Na Gerdau, por outro lado, as margens caíram de 15% para 6% no mesmo período. Pelos planos da Gerdau, a companhia deve elevar a produção de suas minas no interior de Minas Gerais dos 7 milhões, previstos para 2012, para 25 milhões de toneladas por ano.

Estima-se que a nova atividade renda uma receita extra de aproximadamente 5 bilhões de reais por ano. Mais importante que isso, o lucro com a operação deve ultrapassar a casa do bilhão de reais, o que ajudaria a recuperar as deterioradas margens da Gerdau.

“Essa operação força o mercado a embutir no preço da ação da Gerdau os ativos de minério, o que não acontecia antes”, diz Claudio Pitchon, diretor responsável pela área de mineração e metais nas Américas do banco WestLB.
 
Com sócio, sem dívida 
 
Com um ativo tão valioso em mãos, por que a Gerdau ainda busca um sócio para a empreitada? A resposta está na diluição do risco de exploração.

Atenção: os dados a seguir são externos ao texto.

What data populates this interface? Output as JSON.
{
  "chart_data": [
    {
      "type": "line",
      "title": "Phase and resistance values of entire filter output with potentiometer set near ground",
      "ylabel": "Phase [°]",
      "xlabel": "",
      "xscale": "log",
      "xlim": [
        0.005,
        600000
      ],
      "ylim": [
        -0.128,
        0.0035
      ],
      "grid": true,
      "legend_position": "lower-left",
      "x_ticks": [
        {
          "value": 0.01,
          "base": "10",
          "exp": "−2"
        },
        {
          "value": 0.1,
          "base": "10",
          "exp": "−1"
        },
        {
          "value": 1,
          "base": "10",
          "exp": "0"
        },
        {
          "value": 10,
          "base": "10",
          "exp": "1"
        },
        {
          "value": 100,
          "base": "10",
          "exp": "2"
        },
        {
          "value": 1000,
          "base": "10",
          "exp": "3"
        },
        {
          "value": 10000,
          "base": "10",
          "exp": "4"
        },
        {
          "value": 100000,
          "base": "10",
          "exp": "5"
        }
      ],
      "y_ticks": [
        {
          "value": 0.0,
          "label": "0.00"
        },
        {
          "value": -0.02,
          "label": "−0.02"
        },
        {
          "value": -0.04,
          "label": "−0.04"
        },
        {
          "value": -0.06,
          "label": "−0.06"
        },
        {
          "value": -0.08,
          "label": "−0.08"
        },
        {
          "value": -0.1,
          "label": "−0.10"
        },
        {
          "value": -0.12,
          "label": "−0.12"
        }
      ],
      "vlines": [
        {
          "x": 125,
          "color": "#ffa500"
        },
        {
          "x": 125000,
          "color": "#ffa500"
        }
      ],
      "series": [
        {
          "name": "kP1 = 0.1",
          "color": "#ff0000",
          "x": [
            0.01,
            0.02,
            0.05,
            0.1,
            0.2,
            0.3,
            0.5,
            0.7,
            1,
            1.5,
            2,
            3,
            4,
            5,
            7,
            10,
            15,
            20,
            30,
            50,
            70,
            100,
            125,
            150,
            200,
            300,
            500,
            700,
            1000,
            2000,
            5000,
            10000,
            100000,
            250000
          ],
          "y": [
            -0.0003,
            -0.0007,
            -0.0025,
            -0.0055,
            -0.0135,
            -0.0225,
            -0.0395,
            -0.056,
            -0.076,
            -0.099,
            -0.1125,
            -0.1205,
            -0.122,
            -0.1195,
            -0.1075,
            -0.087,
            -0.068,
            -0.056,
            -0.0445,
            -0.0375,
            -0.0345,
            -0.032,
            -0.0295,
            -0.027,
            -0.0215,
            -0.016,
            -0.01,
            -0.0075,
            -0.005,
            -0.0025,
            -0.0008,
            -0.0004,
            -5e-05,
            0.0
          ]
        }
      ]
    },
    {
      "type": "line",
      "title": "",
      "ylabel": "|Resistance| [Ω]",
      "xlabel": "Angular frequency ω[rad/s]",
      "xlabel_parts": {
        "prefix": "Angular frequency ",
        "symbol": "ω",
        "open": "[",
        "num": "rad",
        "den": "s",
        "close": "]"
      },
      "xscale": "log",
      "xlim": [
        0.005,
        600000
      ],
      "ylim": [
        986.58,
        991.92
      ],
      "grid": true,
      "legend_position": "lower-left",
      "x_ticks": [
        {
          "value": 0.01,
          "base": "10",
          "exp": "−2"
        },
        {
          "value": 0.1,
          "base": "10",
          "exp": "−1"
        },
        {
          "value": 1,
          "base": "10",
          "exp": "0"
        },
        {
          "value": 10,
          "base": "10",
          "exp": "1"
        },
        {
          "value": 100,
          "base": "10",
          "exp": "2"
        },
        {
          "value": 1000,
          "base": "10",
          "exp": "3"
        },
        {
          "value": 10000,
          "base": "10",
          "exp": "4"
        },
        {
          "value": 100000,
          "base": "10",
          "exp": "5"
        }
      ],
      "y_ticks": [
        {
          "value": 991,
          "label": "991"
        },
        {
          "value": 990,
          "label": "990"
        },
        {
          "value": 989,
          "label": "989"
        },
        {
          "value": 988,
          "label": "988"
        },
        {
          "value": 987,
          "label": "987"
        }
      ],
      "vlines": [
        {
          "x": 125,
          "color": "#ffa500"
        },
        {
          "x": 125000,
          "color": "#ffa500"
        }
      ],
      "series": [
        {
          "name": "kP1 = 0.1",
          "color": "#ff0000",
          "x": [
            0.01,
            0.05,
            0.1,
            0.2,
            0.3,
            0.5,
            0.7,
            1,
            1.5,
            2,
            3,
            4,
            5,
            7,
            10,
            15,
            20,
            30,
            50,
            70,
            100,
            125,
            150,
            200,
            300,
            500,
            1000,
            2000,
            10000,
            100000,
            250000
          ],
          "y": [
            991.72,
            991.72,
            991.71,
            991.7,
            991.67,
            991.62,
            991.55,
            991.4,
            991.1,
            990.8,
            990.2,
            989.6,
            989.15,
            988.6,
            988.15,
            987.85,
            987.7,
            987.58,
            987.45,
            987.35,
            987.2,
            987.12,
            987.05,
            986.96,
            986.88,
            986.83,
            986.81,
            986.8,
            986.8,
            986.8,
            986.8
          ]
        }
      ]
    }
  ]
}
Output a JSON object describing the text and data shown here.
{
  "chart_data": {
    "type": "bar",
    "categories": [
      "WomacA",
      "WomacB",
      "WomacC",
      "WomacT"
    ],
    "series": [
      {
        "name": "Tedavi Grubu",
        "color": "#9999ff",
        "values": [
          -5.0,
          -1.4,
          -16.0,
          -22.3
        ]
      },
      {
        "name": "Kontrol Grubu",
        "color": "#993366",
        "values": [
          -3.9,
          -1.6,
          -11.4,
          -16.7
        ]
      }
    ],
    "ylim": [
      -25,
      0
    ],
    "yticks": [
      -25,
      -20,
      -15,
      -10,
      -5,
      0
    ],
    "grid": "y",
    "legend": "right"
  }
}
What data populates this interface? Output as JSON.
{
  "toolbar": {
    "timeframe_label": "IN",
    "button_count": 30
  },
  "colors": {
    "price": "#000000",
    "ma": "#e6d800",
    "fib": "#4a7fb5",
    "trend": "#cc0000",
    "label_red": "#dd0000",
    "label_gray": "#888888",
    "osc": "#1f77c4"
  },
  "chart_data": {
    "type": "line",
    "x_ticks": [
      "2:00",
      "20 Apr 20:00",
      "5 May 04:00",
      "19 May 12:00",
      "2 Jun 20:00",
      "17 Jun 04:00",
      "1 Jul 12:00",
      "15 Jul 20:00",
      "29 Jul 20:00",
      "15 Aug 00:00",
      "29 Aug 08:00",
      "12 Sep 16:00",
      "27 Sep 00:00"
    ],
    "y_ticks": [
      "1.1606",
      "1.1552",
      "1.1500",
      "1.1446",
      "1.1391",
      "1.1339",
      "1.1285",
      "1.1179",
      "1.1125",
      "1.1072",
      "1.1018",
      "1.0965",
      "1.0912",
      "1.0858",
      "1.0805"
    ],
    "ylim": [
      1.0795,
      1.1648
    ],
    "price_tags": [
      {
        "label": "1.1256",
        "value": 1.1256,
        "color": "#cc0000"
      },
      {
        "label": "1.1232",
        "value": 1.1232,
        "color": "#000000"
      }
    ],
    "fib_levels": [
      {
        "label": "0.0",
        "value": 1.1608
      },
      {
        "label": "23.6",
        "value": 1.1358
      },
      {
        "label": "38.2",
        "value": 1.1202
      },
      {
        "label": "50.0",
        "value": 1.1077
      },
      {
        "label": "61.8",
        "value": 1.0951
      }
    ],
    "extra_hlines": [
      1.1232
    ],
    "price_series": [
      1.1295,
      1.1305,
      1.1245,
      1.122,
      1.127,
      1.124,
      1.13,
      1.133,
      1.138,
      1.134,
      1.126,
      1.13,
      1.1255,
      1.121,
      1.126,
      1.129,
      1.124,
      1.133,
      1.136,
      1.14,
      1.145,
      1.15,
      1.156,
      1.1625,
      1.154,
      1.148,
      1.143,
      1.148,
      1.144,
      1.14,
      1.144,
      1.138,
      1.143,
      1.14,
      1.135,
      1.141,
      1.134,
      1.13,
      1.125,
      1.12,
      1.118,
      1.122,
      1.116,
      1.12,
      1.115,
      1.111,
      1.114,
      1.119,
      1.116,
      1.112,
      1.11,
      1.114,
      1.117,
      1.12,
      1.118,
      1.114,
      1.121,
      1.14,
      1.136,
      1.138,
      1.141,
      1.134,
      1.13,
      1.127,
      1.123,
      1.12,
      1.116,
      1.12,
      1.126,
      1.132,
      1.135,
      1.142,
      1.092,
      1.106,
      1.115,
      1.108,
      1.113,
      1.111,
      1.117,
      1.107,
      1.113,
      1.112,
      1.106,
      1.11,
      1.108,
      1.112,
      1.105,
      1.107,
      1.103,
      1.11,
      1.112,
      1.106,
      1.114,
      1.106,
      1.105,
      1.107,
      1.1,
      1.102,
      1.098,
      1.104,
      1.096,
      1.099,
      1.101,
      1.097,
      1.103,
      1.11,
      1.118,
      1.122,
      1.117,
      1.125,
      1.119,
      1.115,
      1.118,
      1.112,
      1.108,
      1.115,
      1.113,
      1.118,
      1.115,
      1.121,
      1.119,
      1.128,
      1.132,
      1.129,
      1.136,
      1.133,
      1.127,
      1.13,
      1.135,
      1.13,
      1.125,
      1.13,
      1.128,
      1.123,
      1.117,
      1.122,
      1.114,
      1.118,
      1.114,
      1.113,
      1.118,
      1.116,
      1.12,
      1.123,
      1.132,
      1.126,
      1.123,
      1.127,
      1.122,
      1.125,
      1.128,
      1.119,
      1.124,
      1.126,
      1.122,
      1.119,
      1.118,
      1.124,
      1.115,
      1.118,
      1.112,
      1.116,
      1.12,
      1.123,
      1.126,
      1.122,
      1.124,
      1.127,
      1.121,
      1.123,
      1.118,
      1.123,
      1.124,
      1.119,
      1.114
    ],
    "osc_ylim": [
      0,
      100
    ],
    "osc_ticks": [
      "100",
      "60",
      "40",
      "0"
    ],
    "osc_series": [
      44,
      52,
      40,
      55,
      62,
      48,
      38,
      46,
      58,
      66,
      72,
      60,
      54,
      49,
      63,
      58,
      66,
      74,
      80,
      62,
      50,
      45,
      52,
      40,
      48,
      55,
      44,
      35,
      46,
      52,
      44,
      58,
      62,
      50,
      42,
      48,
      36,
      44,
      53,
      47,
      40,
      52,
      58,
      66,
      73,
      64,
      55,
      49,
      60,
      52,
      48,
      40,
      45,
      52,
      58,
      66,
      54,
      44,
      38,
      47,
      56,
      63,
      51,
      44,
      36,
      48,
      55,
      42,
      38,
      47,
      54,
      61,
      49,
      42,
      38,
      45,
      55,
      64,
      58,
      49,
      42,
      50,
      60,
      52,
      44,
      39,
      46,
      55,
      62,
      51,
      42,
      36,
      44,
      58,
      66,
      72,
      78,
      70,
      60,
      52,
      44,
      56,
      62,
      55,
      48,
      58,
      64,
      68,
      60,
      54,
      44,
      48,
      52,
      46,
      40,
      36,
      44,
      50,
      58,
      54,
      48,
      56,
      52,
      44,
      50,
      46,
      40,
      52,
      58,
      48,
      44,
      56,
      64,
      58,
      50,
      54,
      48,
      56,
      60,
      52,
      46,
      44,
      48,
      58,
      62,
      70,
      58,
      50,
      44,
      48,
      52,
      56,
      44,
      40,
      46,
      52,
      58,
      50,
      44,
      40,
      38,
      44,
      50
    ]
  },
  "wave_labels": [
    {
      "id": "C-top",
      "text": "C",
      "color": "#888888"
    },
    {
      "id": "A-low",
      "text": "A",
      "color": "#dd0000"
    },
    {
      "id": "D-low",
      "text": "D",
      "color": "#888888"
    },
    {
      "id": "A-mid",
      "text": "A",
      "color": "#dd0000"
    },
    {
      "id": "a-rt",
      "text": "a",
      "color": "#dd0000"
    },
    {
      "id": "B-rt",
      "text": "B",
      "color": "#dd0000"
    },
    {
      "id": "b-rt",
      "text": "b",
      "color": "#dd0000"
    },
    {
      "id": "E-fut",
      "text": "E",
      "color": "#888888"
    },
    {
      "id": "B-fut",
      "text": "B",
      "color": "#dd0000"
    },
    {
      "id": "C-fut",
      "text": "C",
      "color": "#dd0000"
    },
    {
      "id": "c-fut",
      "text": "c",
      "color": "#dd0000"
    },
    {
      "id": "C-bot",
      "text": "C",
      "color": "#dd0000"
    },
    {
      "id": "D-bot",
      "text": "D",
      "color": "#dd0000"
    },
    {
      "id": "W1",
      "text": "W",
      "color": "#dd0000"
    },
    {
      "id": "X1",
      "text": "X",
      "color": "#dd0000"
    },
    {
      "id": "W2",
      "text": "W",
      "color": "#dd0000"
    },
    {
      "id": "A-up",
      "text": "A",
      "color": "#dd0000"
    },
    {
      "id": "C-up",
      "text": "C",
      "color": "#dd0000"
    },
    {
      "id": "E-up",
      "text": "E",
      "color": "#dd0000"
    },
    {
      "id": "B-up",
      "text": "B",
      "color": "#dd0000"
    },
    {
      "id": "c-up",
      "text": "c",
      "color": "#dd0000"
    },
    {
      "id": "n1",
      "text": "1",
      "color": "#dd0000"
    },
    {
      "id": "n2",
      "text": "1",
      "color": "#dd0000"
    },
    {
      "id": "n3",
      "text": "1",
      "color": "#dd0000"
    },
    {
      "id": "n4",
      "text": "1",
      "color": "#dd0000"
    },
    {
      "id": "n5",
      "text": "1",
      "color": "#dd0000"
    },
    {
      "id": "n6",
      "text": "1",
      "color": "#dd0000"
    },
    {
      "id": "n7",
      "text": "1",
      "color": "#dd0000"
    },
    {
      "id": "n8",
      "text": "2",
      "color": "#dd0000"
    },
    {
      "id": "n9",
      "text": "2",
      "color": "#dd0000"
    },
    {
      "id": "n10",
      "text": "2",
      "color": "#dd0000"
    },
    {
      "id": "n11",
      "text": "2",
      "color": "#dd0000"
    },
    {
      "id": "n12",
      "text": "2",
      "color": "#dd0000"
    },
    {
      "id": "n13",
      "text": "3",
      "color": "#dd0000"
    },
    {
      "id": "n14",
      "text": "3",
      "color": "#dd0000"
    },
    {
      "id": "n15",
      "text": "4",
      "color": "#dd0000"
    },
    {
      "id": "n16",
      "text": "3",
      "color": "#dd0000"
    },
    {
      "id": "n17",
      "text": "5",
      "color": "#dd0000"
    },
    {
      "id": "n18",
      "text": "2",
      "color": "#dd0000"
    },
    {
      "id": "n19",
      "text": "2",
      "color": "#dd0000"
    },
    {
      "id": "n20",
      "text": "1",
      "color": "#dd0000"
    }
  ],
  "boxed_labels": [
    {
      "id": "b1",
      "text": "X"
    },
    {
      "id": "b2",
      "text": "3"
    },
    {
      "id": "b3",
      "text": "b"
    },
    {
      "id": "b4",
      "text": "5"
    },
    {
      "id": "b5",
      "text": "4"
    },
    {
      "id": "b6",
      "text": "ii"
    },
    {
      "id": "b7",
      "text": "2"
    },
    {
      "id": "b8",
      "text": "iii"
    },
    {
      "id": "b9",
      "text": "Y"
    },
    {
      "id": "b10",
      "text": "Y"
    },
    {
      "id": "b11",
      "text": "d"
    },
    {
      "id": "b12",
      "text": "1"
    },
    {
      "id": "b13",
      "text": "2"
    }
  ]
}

Estima-se que, para chegar ao nível de produção de minério planejado pela empresa, seja necessário investir 4,5 bilhões de dólares — ou quase duas vezes a geração de caixa da Gerdau.
 
“Sem um sócio, a empresa teria de se endividar pesadamente para dar conta desses investimentos”, diz Rafael Weber, analista da corretora Geração Futuro. “Além disso, qualquer atraso ou problema na mina poderia drenar os investimentos em outros projetos de siderurgia, que é, afinal, seu negócio principal.”
 
A estratégia é semelhante à utilizada pela CSN e pela Usiminas, que venderam participações em seus ativos de mineração em 2008 e 2010, respectivamente, para diminuir seus riscos. Em 2009, no auge da crise, a Gerdau teve de renegociar seus limites de endividamento com aproximadamente 40 instituições financeiras, o que acabou por encarecer os custos com a dívida em cerca de 60 milhões de reais.
 
Para evitar que isso aconteça novamente, a companhia captou quase 5 bilhões de reais em uma nova emissão de ações em abril do ano passado. A ideia é que esse dinheiro garanta o baixo nível de endividamento até que as minas da empresa comecem a exportar o minério excedente, algo que deve começar a acontecer em dois anos.
 
A mina só deve atingir a capacidade plena em 2017. Até lá, a Gerdau terá de se contentar com o aço — como se viu, um produto com problemas de alto valor agregado.